The histogram is presented at the end of this question vi) with the overlaid continuous graphs.

set.seed(stu_id)

n <- 501
observ.501 <- rexp(n, 1)

samp_med.501 <- hw5_1(observ.501, n)
hist(samp_med.501, freq = FALSE, xlim =c(0.4,1.0), ylim = c(0, 12),
     main = 'Histogram among 501 samples')

2) exact distribution of sample median

The formula of \(g_k(x)\)the exact distribution, is almost same, except for the fact that \(n = 501\) and the corresponding k is (501+1)/2 = 251. So, \(g_{251}(x)\) is as follows. \[g_{251}(x) = \frac{501!}{(250!)^2}(1-e^{-x})^{50}(e^{-x})^{51}.\]
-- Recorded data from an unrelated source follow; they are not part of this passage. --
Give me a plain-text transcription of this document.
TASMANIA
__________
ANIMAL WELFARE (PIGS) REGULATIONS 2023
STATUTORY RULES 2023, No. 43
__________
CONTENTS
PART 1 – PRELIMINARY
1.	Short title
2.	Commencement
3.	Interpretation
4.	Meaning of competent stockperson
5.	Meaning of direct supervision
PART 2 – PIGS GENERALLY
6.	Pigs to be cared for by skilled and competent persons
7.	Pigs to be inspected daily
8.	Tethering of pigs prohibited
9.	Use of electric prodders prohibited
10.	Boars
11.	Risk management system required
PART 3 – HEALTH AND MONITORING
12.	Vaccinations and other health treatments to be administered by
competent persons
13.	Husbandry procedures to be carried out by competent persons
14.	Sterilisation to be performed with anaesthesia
Note that typing this formula directly to the R code will return NaN, since the R perceives the large factorial (ex. 250!) as infinite. So, an approximation is needed with the ‘lfactorial’ function, which returns the log value of the factorial of given integer. After obtaining the value \(\log \Bigl(\frac{501!}{(250!)^2} \Bigr) = \log(501!) - 2*\log(250!)\) and taking exponential to the value, the result will be approximate value of \(\frac{501!}{(250!)^2}\) The rest of the expression is almost similar to the previous one.

The following code shows how to obtain the pdf of the exact distribution \(g_{251}(x)\) and draw it to the histogram, which is shown in the last part of the question.

x <- seq(0,2,0.01)
G <- exp(lfactorial(501)-2*(lfactorial(250)))
g.251 <- G*(1-exp(-x))^(250)*(exp(-x))^(251)

3) CLT

The pdf of asymptotic distribution is almost same, except for \(n = 501\). The median of population is still \(\log2\). Then, given \(n = 501\), the pdf \(\tilde h_n\) is as follows: \[\tilde h_{501}(x) = \sqrt{\frac{501}{2\pi}}\exp\left\{-\frac{501}{2} (x - \log2)^2 \right\}.\] The following code shows how to obtain this pdf (h.501) and add it to the histogram. This continuous graph is in the last part of this question vi) as well.

h.501 <- sqrt(n/(2*pi))*exp(-n/2*(x-log(2))^2)

4) kernel density

The median of observed values is 0.6851 (m.501). Inserting this median and all of the observed values (observ.501) to the ‘density’ function, the kernel density estimator can be obtained (d.501$y) by 0.4891. Since the pdf is \[\hat k_n(x) = \sqrt{\frac{4n}{2\pi}}\hat f(\tilde x)\exp\left\{-2n\{\hat f(\tilde x)\}^2(x-\tilde x)^2\right\},\] \(\hat k_{501}(x)\) can be obtained as follows (k.501).

m.501 <- median(observ.501)
m.501

## [1] 0.6851052

d.501 <- density(observ.501, from=m.501, to=m.501, n=1)
d.501$y

## [1] 0.4891372

k.501 <- sqrt(4*n/(2*pi))*(d.501$y)*exp(-2*n*(d.501$y)^2*(x-m.501)^2)

5) histogram and pdfs

The histgram overlaid by each pdf obtained from 2),3), and 4) is as follows.

hist(samp_med.501, freq = FALSE, xlim =c(0.4,1.0), ylim = c(0, 12),
     main = 'Histogram among 501 samples')
lines(x, g.251, col = 'red')
lines(x, h.501, col = 'blue')
lines(x, k.501, col = 'green')

legend('topright', legend = c('exact', 'CLT','kernel'), 
       col = c('red','blue','green'), pch = 16, cex = 0.9)

The above plot shows the histogram and the 3 continuous graphs. Not only are the exact pdf of sample median and pdf of CLT almost identical, but they are also very close to the kernel-based pdf. Naturally, all of the pdfs have the highest value at around median of observed values, 0.6851.

Then, it is estimated that the greater number of observations ‘n’ and the consecutive bootstrap sampling of Exp(1) will lead to a histogram similar to the pdf of normal distribution whose mean is about log(2) and the variance is 1/n, when \(X \sim F\).